I am determined not to repeat myself this year. So instead I thought I might write about when X means a mistake when something goes wrong.

Something I learned early on in my quilting exploits is that the quick unpick/ seam ripper is my friend. Reverse sewing, unpicking or  frogging as it is sometimes called (cause you rip it... ribbit ribbit like a frog) is common in any sort of sewing. 

In quilting I was most likely to unpick

misaligned points - where seams that were supposed to meet up didn't
Fipped over seams 
Crooked seams - sometimes missing the the underneath fabric completely
Incorrect placement of a piece ie when a Section of a block (or sometimes the whole block)  sewn in the wrong way around

Sometimes in the scheme of things these mistakes don't matter and can be over looked (flipped over seams, points ot matching exactly) .... and sometimes they can't left and have to be fixed. Everyone has their own level of perfection (Even I knew that the above mistake had to be corrected)
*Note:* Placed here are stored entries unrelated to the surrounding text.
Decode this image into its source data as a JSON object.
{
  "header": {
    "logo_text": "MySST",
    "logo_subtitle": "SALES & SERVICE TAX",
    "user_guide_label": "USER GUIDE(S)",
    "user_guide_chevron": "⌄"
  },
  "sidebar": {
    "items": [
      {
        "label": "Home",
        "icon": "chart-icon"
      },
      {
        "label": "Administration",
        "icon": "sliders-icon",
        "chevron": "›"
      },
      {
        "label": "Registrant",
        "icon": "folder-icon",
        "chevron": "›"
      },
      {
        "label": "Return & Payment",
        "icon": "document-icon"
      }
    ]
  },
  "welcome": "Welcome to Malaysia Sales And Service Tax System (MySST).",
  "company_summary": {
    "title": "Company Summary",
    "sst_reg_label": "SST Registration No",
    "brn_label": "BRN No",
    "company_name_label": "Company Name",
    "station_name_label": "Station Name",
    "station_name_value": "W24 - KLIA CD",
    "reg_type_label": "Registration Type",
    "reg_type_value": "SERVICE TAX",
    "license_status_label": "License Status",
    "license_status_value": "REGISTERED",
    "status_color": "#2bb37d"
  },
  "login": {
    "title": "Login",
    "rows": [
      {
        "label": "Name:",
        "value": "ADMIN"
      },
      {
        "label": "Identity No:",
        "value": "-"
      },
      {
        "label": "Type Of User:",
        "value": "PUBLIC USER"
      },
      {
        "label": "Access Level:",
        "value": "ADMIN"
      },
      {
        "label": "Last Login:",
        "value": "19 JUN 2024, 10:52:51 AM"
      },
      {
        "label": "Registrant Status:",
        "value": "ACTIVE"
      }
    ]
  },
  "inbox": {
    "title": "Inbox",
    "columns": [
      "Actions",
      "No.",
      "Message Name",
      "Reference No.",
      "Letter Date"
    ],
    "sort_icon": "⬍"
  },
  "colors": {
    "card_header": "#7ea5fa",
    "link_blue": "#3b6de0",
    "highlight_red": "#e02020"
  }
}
Mistakes that can be fixed with an unpicker/seam ripper are pretty simple - they indicate that the mistake can be fixed by resewing a seam.

Some mistakes in quilting are not able to be fixed so easily... the saying measure twice cut once is so true in quilting. If you cut a piece too long then you can trim it back, and all will be well so long as you have extra fabric. However cutting something too short is no so easily fixed ... sometimes it can't be fixed and a whole new piece of fabric has to be cut and or purchased..
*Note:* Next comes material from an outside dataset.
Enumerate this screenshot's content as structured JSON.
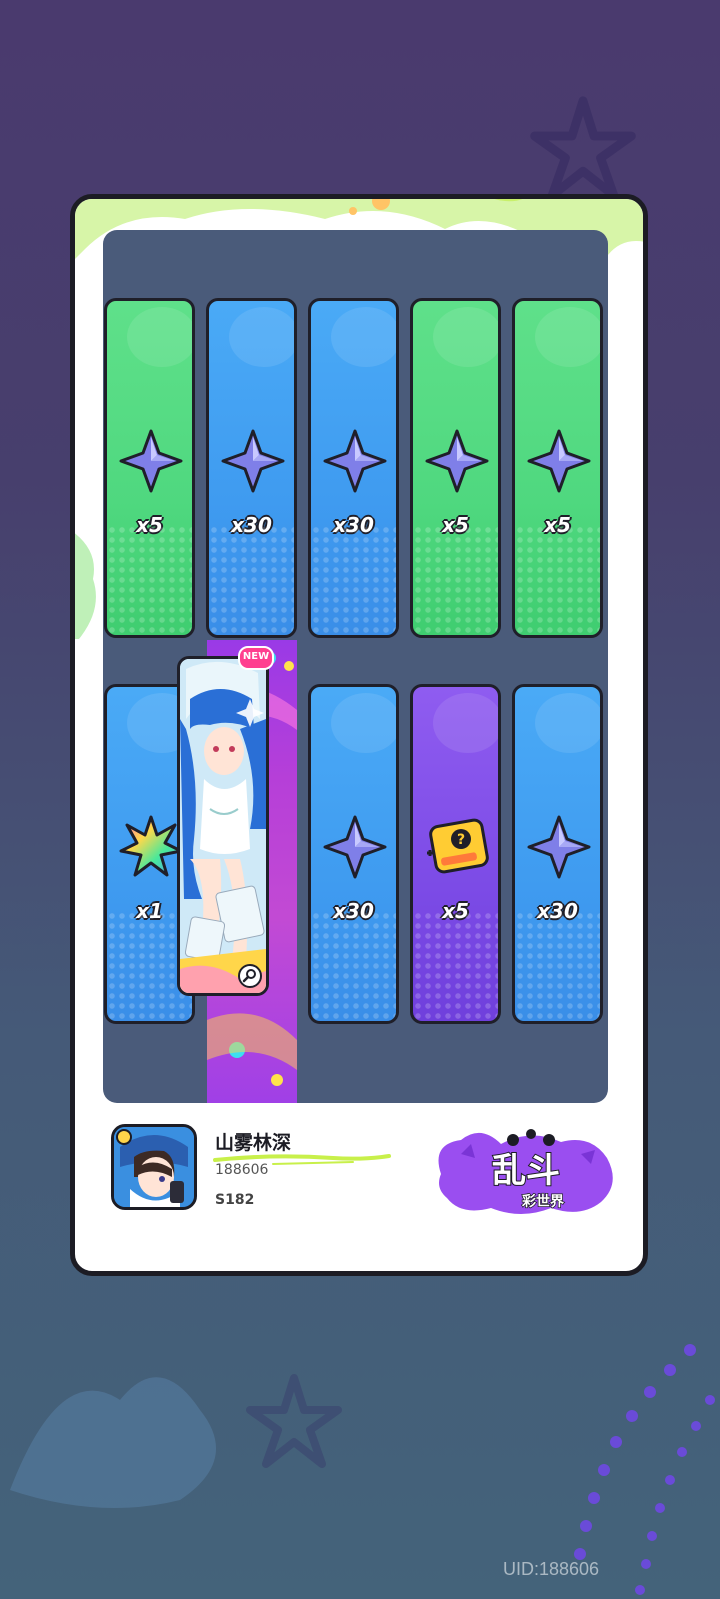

Image result for measure twice cut once Image result for measure twice cut once

When it comes to quilting a few mistakes I have made more than once are not sandwhiching the 3 layers of the quilt correctly and not having enough of one or both the bottom layers under the top. The bottom layers need to extend out past the top layer (by 2-4" generally but at least past it) If you realise this before you start pinning then you can move the layers till they are correctly positioned. If you realise it after you have pinned it... you can unpin it or make allowance for it and add a bit of extra fabric.... its tricky but do able. If you don't realise till you have quilted all or most of the quilt... its harder. It involves unpicking. How much depends on how particular you are. I generally try to unpick as little as possible and patch in a piece of extra batting and or backing fabric. (did I mention I don't make show quilts?)

Another mistake I have made is to have some of the excess backing fabric flip over under the the quilt and for me to quilt it in to the back. That has to be unpicked. You can't get around that one.

I have made these mistakes in the past but haven't worried about photographing them. I mean they are mistakes. They aren't pretty. Why photograph them? I didn't know I was going to write a blog post about them


  1. Now I remember why I don't do more quilting, and when I do it's pretty simple stuff. There's nothing worse than having to rip out and re-do seams - sometimes over and over again before you get them right. ;-)
    Carol at My Writing Journal

    1. you aren't wrong. What I hate in particular is when I make a mistake, unpick it and then sew it together..... in exactly the same way. Grrrr. Thanks for stopping by

  2. I love patchwork quilts, but I've yet to learn how to make them myself!

    It made me laugh seeing that quote as my aunt emailed me the other day and said "Golden rule of sewing is 'measure twice, cut once' otherwise all your material turns into bits for patchwork!" I guess she was right!